On May 1, the Russian Defense Ministry reported that the evacuation of civilians from the Azovstal plant in the city of Mariupol had begun.

The Ministry reclaimed Russian President Vladimir Putin had initiated the evacuation and Ukrainian troops at the plant were holding civilians hostage:

“Thanks to the initiative of the President of the Russian Federation, VV Putin, 80 civilians, including women and children, held by Ukrainian nationalists have been rescued from the territory of the Azovstal factory in Mariupol.”

Those claims are false.

The evacuation of civilians from the azovstal plant was started by Secretary General of the United Nations Antonio Guterreswhose proposed the plan to Putin at a meeting in Moscow on April 26.

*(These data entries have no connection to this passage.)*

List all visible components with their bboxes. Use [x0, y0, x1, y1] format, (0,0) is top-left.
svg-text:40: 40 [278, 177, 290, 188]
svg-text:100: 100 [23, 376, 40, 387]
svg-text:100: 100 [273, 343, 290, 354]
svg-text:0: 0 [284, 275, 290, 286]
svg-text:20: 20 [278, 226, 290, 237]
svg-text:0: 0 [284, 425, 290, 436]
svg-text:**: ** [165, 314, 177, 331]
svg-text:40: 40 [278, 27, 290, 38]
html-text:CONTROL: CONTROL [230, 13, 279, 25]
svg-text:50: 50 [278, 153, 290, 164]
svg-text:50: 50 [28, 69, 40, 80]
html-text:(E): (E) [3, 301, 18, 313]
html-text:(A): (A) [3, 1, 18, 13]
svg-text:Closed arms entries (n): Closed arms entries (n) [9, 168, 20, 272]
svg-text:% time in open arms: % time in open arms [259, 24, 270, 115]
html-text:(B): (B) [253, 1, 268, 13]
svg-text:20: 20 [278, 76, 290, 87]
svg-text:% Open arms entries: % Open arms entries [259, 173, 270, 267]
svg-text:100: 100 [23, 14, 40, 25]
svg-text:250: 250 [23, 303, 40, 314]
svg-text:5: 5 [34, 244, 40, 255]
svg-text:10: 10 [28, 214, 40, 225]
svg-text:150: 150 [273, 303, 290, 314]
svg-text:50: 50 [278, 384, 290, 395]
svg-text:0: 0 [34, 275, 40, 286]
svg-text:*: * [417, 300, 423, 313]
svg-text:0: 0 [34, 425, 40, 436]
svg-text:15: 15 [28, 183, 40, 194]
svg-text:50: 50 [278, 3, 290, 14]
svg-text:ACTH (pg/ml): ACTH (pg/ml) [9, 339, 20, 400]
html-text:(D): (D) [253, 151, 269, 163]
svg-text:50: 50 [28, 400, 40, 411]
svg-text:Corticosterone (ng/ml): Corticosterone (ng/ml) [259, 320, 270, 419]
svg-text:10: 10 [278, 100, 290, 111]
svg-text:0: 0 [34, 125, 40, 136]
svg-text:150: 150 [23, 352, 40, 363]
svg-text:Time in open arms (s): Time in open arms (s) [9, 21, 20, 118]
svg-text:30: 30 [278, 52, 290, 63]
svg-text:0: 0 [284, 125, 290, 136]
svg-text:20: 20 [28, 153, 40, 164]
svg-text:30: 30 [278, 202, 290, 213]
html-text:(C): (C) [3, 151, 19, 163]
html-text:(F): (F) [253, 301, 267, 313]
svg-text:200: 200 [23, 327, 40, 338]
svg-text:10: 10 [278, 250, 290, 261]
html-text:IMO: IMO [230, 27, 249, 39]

According to the UN, Putin “agreed in principle” to allow the UN and the International Red Cross to participate in the rescue of Ukrainians trapped in Azovstal.

The UN-brokered safe corridors are intended to give evacuees the option of being transported to Ukrainian-controlled territory or Russian-controlled parts of the Donbas region of eastern Ukraine.

Russia does not give the evacuees that option, but sends people to the so-called filtration camps in Donbas to be deported to rural Russia.

Guterres also met with Russian Foreign Minister Sergey Lavrov to negotiate the terms of a humanitarian corridor and then traveled to kyiv to finalize the deal with the Ukrainian side, which was already desperate to save people in Azovstal.

So, contrary to what the Russian Defense Ministry claims, the evacuation was not initiated by Putin, but by Guterres.

Just one day after receiving the general secretary in Moscow, the Russian army hit the Ukrainian capital with multiple cruise missile attacks while Guterres was visiting kyiv.

At the same time, the Russian Defense Ministry claimed that “Ukrainian nationalists” in Azovstal were holding civilians against their will. Video broadcast on Russian state television of men and women who claim to be refugees from Azovstal and accuse the Ukrainian forces of keeping them in cages and not letting them out. Those reports do not explain how the alleged hostages escaped or why Ukrainian troops let them go.

The defenders of Azovstal are mostly remnants of the Ukrainian Azov Battalion and the 36th Marine Brigade. The Azov Battalion, in a post on his Telegram channelHe described the civilians in the catacombs as “our wives, children and parents,” saying they chose to stay with the troops to escape possible violence or death at the hands of Russian troops, or deportation to Russia.

They posted photos and videos to back up their statement.

Video from inside the Azovstal plant verified by the Reuters news agency showed servicemen from the Azov battalion helping civilians to the surface through the thick layer of rubble and debris caused by Russian bombardment.

Quoting one of the rescued civilians, Natalia Usmanova, Reuters reported on May 1 that the Russian bombardment was so intense that the people in the Azovstal tunnels were terrified that the bunkers would not withstand it. “We didn’t see the sun for a long time,” Usmanova said, recalling the lack of fresh air, food and water.

Russia besieged Mariupol during the first days of the war in early March, claiming full control of the coastal city a month later, except for the Azovstal plant, which remains the last bastion of the Ukrainian resistance.

Some 2,000 Ukrainian civilians and soldiers reportedly used the Azovstal plant’s vast underground labyrinths to take shelter from Russian bombardment.

Ukrainian authorities estimate that 20,000 Ukrainian civilians and military personnel have been killed in the Mariupol fighting. What appear to be mass burial sites are visible in satellite images released by the Maxar Group at the end of April.

On May 2, the evacuation of civilians through UN-brokered corridors stalled after Russia resumed bombing. Reuters reported. Hundreds of Ukrainian military and civilians are believed to remain trapped at the Azovstal plant.